Старл почувствовал, как по телу заструился холодный пот. В голове не укладывалось ни одной мысли. Хотелось упасть на грудь отцу и зарыдать.
— Он выбрал нашу деревню как образец, чтобы показать остальным, что будет с теми, кто посмеет ослушаться, — старик тяжело дышал, и слова давались ему с трудом. Старый гном сделал паузу, но продолжил, — Все произошло неожиданно. Они вырезали нас, как свиней. Их было четверо. Я не успел разглядеть лиц, но это были люди, и они сказали мне и твоей маме, что пришли от барона…. Видимо, они думали, что я уже спал, но я видел и слышал, что происходило в домах напротив.
Глаза старика закрылись. Он несколько секунд хрипло дышал. К горлу старого Снапа подкатил комок и он, кашлянув, сплюнул сгусток слизи вперемешку с гноем и кровью. Из раны в боку засочилась кровь.
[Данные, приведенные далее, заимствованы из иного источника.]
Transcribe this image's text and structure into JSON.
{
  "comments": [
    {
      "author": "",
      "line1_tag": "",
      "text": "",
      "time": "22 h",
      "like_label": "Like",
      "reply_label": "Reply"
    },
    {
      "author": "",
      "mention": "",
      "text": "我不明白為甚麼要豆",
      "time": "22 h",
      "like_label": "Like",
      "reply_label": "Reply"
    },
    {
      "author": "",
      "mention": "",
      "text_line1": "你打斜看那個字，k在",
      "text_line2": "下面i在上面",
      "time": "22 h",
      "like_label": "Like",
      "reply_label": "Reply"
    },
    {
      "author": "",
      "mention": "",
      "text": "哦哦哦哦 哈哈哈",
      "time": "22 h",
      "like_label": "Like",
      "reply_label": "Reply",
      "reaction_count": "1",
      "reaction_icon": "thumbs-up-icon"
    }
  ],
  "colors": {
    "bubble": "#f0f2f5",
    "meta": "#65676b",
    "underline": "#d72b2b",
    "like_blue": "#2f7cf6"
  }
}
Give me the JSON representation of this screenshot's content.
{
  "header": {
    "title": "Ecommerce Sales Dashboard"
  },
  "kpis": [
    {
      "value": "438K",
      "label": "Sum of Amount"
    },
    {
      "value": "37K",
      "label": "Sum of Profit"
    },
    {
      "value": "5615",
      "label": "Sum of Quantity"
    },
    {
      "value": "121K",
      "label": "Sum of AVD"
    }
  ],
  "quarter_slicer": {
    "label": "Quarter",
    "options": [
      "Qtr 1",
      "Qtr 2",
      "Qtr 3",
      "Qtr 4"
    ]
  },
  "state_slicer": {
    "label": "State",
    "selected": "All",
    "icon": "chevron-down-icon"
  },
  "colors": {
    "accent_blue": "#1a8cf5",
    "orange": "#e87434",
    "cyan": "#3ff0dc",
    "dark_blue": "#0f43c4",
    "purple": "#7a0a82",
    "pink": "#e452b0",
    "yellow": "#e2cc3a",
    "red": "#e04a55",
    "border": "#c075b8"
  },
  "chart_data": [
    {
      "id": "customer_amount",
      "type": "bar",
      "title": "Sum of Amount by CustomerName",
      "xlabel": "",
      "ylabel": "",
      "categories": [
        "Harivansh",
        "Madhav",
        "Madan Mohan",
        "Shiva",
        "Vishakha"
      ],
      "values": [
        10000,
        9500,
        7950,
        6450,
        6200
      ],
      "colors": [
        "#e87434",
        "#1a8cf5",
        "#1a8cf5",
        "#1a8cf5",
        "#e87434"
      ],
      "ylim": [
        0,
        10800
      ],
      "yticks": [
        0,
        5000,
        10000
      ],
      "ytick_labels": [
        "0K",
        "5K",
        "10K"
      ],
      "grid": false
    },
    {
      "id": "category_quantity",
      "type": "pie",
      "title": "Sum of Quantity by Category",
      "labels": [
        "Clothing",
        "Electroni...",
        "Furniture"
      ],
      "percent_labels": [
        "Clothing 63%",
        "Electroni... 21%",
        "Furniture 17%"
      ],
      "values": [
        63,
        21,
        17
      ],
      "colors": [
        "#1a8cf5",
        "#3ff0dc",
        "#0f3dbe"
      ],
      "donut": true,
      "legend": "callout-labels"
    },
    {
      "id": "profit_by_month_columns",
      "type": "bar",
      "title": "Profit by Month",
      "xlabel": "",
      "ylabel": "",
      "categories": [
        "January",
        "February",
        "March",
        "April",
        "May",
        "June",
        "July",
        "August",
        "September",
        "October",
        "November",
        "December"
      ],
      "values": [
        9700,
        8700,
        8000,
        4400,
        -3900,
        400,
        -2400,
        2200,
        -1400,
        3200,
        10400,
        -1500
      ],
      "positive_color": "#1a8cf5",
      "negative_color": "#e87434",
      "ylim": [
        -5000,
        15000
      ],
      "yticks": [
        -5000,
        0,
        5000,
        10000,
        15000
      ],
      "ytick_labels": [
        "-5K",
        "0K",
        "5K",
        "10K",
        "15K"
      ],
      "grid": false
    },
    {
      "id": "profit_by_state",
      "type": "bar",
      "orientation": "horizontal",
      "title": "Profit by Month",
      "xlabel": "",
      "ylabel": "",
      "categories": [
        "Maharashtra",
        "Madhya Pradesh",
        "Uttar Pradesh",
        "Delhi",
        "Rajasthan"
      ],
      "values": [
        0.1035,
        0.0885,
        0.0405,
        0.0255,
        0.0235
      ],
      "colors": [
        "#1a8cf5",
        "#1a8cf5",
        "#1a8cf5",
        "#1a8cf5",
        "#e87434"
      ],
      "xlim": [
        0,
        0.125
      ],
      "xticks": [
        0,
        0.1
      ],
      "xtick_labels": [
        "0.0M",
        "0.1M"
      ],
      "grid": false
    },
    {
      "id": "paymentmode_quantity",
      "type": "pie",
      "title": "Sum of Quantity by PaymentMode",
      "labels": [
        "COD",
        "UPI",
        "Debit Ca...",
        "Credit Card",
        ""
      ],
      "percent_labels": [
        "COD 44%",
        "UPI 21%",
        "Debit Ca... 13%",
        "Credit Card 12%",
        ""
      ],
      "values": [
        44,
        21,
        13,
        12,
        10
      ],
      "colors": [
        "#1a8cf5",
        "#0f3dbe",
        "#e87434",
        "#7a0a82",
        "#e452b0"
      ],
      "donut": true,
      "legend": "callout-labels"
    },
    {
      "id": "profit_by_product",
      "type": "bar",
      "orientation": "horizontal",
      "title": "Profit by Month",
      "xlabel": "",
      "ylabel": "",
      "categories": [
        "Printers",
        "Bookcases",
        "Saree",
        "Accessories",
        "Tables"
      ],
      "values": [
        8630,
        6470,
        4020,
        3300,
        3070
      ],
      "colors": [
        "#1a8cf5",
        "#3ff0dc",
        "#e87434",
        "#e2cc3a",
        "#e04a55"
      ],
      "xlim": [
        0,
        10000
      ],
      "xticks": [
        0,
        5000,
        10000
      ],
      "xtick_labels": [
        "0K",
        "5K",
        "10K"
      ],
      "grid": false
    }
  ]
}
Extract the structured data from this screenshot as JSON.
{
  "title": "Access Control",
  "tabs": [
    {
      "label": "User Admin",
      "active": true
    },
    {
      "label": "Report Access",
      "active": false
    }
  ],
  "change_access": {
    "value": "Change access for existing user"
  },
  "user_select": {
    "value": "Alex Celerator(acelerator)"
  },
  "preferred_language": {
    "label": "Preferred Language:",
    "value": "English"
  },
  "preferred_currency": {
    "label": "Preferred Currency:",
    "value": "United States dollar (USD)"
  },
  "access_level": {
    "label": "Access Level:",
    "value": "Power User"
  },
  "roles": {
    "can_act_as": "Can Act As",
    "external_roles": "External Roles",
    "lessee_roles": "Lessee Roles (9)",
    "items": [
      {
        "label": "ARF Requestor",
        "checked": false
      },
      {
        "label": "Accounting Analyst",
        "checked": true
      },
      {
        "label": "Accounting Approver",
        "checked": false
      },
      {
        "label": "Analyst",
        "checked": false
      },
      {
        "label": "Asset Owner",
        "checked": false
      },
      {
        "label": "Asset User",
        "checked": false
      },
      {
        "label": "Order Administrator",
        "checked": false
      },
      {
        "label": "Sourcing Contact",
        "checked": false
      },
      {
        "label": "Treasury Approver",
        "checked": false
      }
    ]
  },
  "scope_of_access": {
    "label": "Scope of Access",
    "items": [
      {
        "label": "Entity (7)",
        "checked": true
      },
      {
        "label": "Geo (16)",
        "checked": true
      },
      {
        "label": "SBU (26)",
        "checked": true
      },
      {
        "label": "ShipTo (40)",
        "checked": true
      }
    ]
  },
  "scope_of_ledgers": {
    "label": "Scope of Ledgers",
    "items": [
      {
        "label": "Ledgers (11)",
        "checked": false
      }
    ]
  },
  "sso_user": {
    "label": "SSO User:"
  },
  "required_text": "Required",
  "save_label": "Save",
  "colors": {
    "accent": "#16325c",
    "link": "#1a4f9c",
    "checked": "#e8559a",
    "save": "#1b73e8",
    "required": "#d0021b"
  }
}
— Я взял меч,… кажется, ранил одного, — продолжил он. — Но все было тщетно. Они убили твою мать и нанесли мне смертельную рану…
Старл отчаянно покачал головой.
— Отец, не говори так, ты будешь жить, я сейчас приведу целителя!
— Не стоит, мой мальчик, рана смертельная, — вздохнул старик. — А у меня не так много времени, как хотелось. Я должен тебе кое-что сказать…. Выслушай меня, пожалуйста, выслушай.
— Отец, я приведу целителя, до близлежащего села всего несколько миль, я успею, клянусь.
— Нет, сын, я не выдержу, я уже слишком стар, — отрезал старик. — Исполни последнюю волю отца и выслушай меня.
Старл склонил голову. Слезы капали на пол, стекая по подбородку вниз. Старый гном собирался силами. Было видно, как на его лице, не смотря на всю бледность, выступил румянец.
— Я должен сказать тебе правду. Ты должен знать все, так как есть.
— Я слушаю, отец.
— Я солгал тебе… — выдохнул гном. — Ты не наш законный сын, у нас на тебя нет никаких документов…. Мы не брали тебя, как сироту шестнадцать лет назад. Я солгал.
— Но… — Старл почувствовал, как закружилась его голова.
— Послушай, — гном сжал руку юноши. Старл заметил, какую боль вызвало это движение на лице старика, — но мы любили тебя всегда, знай это. Любили как своего родного ребенка, как гнома. И мать, и я, — голос старика вздрогнул. — Прости, если сможешь.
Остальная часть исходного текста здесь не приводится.